At particular risk are companies that operate hospitals, manufacture pharmaceuticals and medical devices or distribute drugs, analysts said.
“Fitch believes it is increasingly critical for companies to articulate a value proposition and demonstrate success executing on that vision to avoid becoming a target of political scrutiny and pressure from payers.”
The rating agency raised its rating outlook for the for-profit healthcare sector to stable from negative, but debate over healthcare in the coming presidential election is a risk to that upgrade, the report said.
Hospitals have a strong case to make for value, analysts said. These companies can influence spending and savings. However, hospital operators also face risk as they adopt new business strategies.

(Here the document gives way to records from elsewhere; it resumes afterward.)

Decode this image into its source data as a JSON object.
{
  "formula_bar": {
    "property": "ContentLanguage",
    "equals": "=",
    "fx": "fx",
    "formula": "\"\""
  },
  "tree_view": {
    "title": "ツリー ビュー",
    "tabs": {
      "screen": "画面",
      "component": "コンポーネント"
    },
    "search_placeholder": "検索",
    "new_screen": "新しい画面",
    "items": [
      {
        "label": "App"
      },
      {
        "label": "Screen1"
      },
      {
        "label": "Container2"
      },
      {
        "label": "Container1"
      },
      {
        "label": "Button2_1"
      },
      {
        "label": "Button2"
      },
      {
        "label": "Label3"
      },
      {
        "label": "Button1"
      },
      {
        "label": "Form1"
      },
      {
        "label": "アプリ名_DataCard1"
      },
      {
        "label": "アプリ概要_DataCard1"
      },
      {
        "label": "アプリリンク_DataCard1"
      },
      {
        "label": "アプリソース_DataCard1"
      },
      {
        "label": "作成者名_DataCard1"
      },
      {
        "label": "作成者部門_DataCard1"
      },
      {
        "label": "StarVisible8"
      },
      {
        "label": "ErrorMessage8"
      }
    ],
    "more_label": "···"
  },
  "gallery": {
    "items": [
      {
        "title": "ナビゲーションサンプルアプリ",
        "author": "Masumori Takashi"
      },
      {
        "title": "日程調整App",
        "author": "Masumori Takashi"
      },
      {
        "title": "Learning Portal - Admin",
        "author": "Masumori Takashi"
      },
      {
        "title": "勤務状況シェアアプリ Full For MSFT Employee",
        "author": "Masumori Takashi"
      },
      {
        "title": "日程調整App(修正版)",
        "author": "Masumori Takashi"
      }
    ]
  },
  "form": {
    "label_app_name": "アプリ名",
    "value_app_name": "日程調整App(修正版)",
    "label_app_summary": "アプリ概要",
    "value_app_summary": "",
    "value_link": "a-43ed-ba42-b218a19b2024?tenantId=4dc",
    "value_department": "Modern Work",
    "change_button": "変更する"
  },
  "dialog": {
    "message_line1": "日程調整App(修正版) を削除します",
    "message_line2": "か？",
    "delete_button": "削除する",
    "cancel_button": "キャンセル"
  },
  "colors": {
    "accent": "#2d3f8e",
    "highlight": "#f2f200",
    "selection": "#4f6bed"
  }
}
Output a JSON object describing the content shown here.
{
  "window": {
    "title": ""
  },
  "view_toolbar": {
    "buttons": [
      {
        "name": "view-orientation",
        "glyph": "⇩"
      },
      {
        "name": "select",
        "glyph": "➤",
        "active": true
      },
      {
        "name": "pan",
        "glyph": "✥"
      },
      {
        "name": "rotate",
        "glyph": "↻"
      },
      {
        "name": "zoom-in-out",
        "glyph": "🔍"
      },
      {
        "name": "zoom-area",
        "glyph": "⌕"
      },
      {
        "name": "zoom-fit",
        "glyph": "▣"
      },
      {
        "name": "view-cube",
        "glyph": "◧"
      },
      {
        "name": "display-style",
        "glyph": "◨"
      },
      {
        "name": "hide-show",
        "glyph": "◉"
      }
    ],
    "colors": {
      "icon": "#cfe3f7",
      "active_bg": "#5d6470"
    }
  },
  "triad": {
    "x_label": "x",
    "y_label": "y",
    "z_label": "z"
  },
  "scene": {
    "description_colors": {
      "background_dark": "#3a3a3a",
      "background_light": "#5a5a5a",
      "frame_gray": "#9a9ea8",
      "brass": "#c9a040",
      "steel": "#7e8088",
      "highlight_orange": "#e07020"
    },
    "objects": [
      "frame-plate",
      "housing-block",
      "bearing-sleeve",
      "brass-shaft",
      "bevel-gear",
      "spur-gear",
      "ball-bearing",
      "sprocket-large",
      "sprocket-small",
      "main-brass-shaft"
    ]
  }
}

Pharmaceuticals face pressure from payers and consumers and will likely target research and development to drugs “where the defensibility of value is clear.”
But drug distributors and pharmacy benefit managers have “no shortage of opportunity” to better manage costs and are “well-positioned in the value debate.”
Meanwhile, medical device and supply companies face pressure from insurance company consolidation and from the acquisition of physicians by hospitals.
Overall, the for-profit sector outlook is stable with projected growth of 3.3% thanks to the economy and more insured Americans.